En la cafetería hay una pantalla
enorme. No sé de cuántas pulgadas, pero muy grande y colocada en el
centro de unos amplios ventanales de cristal hacia la calle. Gigante y
con el color muy subido, saturado. Todos los colores son intensísimos,
irreales. Un cromatismo denso y virtual que sólo se suaviza en un
volumen muy bajo,
casi inaudible, que permite levantar la mirada en
algunos momentos, observar las imágenes y volver a la lectura o a otros
asuntos más personales. Esta mañana se detecta una prisa extraña, una
vorágine, y de pronto todo se detiene como a cámara lenta. Me conmueve
ese gesto noble del camarero ayudando a salir a ese señor anciano que un
día de estos dejará de venir a tomar café y leer la prensa.
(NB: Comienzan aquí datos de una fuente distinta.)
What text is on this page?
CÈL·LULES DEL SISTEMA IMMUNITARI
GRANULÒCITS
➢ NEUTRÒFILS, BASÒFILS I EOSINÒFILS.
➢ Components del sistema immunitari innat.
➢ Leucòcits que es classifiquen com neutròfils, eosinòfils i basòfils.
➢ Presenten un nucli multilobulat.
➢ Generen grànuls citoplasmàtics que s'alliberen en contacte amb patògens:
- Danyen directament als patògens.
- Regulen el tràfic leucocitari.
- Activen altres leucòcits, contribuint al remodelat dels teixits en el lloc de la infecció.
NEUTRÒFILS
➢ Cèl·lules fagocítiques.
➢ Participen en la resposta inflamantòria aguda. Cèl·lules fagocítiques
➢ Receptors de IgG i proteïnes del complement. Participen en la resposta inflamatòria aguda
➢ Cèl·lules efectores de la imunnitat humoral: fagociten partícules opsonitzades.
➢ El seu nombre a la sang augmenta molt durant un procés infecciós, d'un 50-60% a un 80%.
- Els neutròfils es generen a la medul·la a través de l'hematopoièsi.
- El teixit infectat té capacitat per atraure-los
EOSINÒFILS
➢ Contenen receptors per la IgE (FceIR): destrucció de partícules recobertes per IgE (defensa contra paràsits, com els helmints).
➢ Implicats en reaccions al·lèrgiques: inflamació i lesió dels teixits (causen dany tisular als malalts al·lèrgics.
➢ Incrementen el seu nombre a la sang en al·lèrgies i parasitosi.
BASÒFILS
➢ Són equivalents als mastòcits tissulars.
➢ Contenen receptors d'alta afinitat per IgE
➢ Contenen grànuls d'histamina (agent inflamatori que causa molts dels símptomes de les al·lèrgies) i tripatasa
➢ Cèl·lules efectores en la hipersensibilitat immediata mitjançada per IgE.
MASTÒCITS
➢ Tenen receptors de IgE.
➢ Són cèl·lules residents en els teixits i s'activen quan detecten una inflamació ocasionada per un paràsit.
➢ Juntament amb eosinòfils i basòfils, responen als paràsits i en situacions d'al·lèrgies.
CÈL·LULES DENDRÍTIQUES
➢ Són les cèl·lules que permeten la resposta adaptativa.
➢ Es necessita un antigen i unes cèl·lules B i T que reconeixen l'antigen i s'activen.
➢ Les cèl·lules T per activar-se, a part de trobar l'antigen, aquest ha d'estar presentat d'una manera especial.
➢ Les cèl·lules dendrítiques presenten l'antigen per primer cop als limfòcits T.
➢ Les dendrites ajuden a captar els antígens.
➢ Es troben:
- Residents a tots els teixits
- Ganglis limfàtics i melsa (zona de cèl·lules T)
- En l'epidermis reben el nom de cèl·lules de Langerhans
Me he cruzado muchas veces con él. En
estos días de diciembre su cuerpo ya no responde como respondía. Es como
si estuviese permanentemente cansado. Todo parece mostrarle su
debilidad, todo representa un esfuerzo grande. A pesar de ello, hay en
su actitud algo que llama la atención y tiene que ver con un logro
contra la flaqueza del ánimo. En la mesa de al lado hay una pareja. Ella
es tan joven como yo no recuerdo haberlo sido nunca. Más tarde y ya en
la calle, la luz irá desvelando a los amantes con sus dedos rosáceos y,
tras contemplarse mutuamente, hermosos los rostros y los cuerpos, una
última caricia velará para que su afán de cada jornada quede enmarcada
en una luz singular, no en una impostura, en eso que algunos a veces
llaman la puta vida.
Se va haciendo tarde y entonces regreso
de caminar por el borde de una constelación. El tiempo no resuelve
nada. Cuando se haga de noche, la luna brillará sobre los barrios
ateridos, sobre los tejados de los pueblos más lejanos. El crudo viento
hermoso de vivir nos empuja y nada sabe el corazón, apenas deja que
sepamos. Vienen niños que miran al cielo tras cuyos cristales nadie
escucha. No preguntes. Invéntales la verdad que esperabas y que no han
podido o no pueden darte: tú tienes que hacerlo.